1. Field of the Invention
This invention relates to a hydraulic-actuated brake system, especially to a method and an apparatus for damping tactile vibration caused by changes in hydraulic fluid pressure induced in the hydraulic fluid by an operational characteristic of a brake when the brake is being applied to brake a rotating object, such as a wheel of a motor vehicle.
2. Background Information
Hydraulic-actuated brake systems are used extensively as service brakes of motor vehicles. A representative brake system comprises friction brakes at individual wheels. Application of the brakes occurs when the plunger of a brake master cylinder is depressed by a driver of the vehicle pushing on a brake foot pedal. Hydraulic fluid is displaced from the master cylinder to the individual brakes at the individual wheels. The magnitude of hydraulic fluid pressure correlates with the degree to which the brakes are being applied, possibly being amplified by a power brake booster.

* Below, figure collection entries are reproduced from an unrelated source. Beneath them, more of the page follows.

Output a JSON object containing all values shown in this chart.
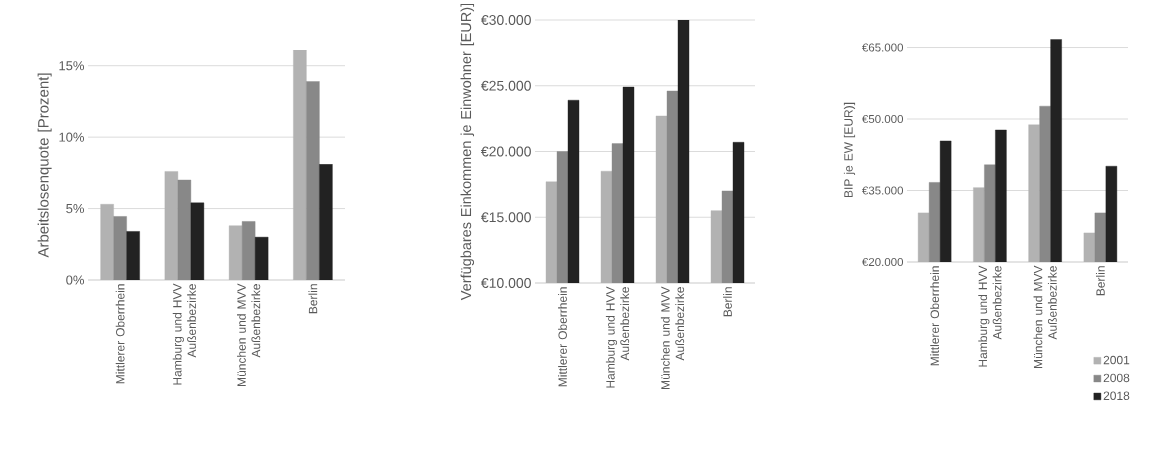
{
  "chart_data": [
    {
      "type": "bar",
      "ylabel": "Arbeitslosenquote [Prozent]",
      "categories": [
        "Mittlerer Oberrhein",
        "Hamburg und HVV Außenbezirke",
        "München und MVV Außenbezirke",
        "Berlin"
      ],
      "series": [
        {
          "color": "#b2b2b2",
          "values": [
            5.3,
            7.6,
            3.8,
            16.1
          ]
        },
        {
          "color": "#888888",
          "values": [
            4.45,
            7.0,
            4.1,
            13.9
          ]
        },
        {
          "color": "#222222",
          "values": [
            3.4,
            5.4,
            3.0,
            8.1
          ]
        }
      ],
      "ylim": [
        0,
        16.1
      ],
      "yticks": [
        {
          "value": 0,
          "label": "0%"
        },
        {
          "value": 5,
          "label": "5%"
        },
        {
          "value": 10,
          "label": "10%"
        },
        {
          "value": 15,
          "label": "15%"
        }
      ],
      "grid": "y"
    },
    {
      "type": "bar",
      "ylabel": "Verfügbares Einkommen je Einwohner [EUR)]",
      "categories": [
        "Mittlerer Oberrhein",
        "Hamburg und HVV Außenbezirke",
        "München und MVV Außenbezirke",
        "Berlin"
      ],
      "series": [
        {
          "color": "#b2b2b2",
          "values": [
            17700,
            18500,
            22700,
            15500
          ]
        },
        {
          "color": "#888888",
          "values": [
            20000,
            20600,
            24600,
            17000
          ]
        },
        {
          "color": "#222222",
          "values": [
            23900,
            24900,
            30000,
            20700
          ]
        }
      ],
      "ylim": [
        10000,
        30000
      ],
      "yticks": [
        {
          "value": 10000,
          "label": "€10.000"
        },
        {
          "value": 15000,
          "label": "€15.000"
        },
        {
          "value": 20000,
          "label": "€20.000"
        },
        {
          "value": 25000,
          "label": "€25.000"
        },
        {
          "value": 30000,
          "label": "€30.000"
        }
      ],
      "grid": "y"
    },
    {
      "type": "bar",
      "ylabel": "BIP je EW [EUR)]",
      "categories": [
        "Mittlerer Oberrhein",
        "Hamburg und HVV Außenbezirke",
        "München und MVV Außenbezirke",
        "Berlin"
      ],
      "series": [
        {
          "name": "2001",
          "color": "#b2b2b2",
          "values": [
            30300,
            35600,
            48800,
            26100
          ]
        },
        {
          "name": "2008",
          "color": "#888888",
          "values": [
            36700,
            40400,
            52700,
            30300
          ]
        },
        {
          "name": "2018",
          "color": "#222222",
          "values": [
            45400,
            47700,
            66700,
            40100
          ]
        }
      ],
      "ylim": [
        20000,
        67000
      ],
      "yticks": [
        {
          "value": 20000,
          "label": "€20.000"
        },
        {
          "value": 35000,
          "label": "€35.000"
        },
        {
          "value": 50000,
          "label": "€50.000"
        },
        {
          "value": 65000,
          "label": "€65.000"
        }
      ],
      "grid": "y",
      "legend": "bottom right"
    }
  ]
}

Generally speaking, the more forcefully the brakes are being applied, the greater the pressure in the hydraulic fluid.
An example of a friction brake mechanism in a motor vehicle is a disc brake where friction pads are pressed against opposite faces of a brake rotor when the brake mechanism is operated by depression of the master cylinder plunger. Because the rotor is turning with the vehicle wheel, the forces applied by the pads to the rotor are effective to brake the rotating wheel, and hence slow the vehicle when the vehicle is moving.
Certain friction brake mechanisms may possess certain operational characteristics that induce pressure changes, or fluctuations, in the hydraulic fluid as they are being operated to apply the brakes. Certain brake-induced pressure changes cause tactile vibration, sometimes referred to as brake roughness or shudder, which may propagate within the vehicle to be sensed by a driver of the vehicle, who may deem the vibration objectionable, even when it has no bearing on the functionality of the brake system or any other vehicle system. For example, vibration may be transmitted to the steering wheel where the driver may feel it through his or her grasp of the steering wheel. Such tactile vibration may manifest itself as torsional vibration. To promote driver satisfaction with a vehicle, it is therefore desirable that a brake system be free of such potential sources of objection, and it is toward that end that the present invention is directed. The invention may also serve to avoid needless warranty and/or repair expenses.
A cause of brake-induced vibration may arise from the nature of the brake mechanism itself. In a motor vehicle that has disc brakes, a cause may be a small divergence of opposite faces of a disc brake rotor from parallelism, even though the respective surfaces of the faces may be perfectly flat. Such divergence creates small differences in the distance between the opposite rotor faces, i.e. rotor thickness, as measured at various locations around the circumference of the rotor. Such differences may replicate a function that is a sinusoidal function of their locations around 360.degree. of the rotor circumference.
When opposing pads of a disc brake are pressed against opposite rotor faces, the small non-parallelism of those faces may induce vibration in the pads that is in turn reflected as pressure fluctuations in the hydraulic fluid. Such fluctuations may be more noticeable when the brakes are being lightly applied, such as to gently slow a moving vehicle, in contrast to more forceful applications, like hard braking for stopping the vehicle. And as observed above, vibration may propagate within the vehicle and be felt by the driver.
As a practical matter, it may not be cost-effective to impose stricter manufacturing tolerances on a disc brake rotor for the purpose of reducing the possible degree of non-parallelism between opposite faces, and consequently it is believed that the present invention may provide a better solution.
A preliminary novelty search developed the following U.S. Pat. Nos.: 3,430,660; 3,757,825; 4,166,655; 5,165,864; 5,410,945; and 5,820,227. Certain of those patents are concerned with avoiding wheel lock-up during hard braking, and none is seen to address the phenomenon with which the present invention is concerned, much less provide a solution for attenuating possibly objectionable brake-induced tactile vibration to levels that are likely not to be deemed objectionable.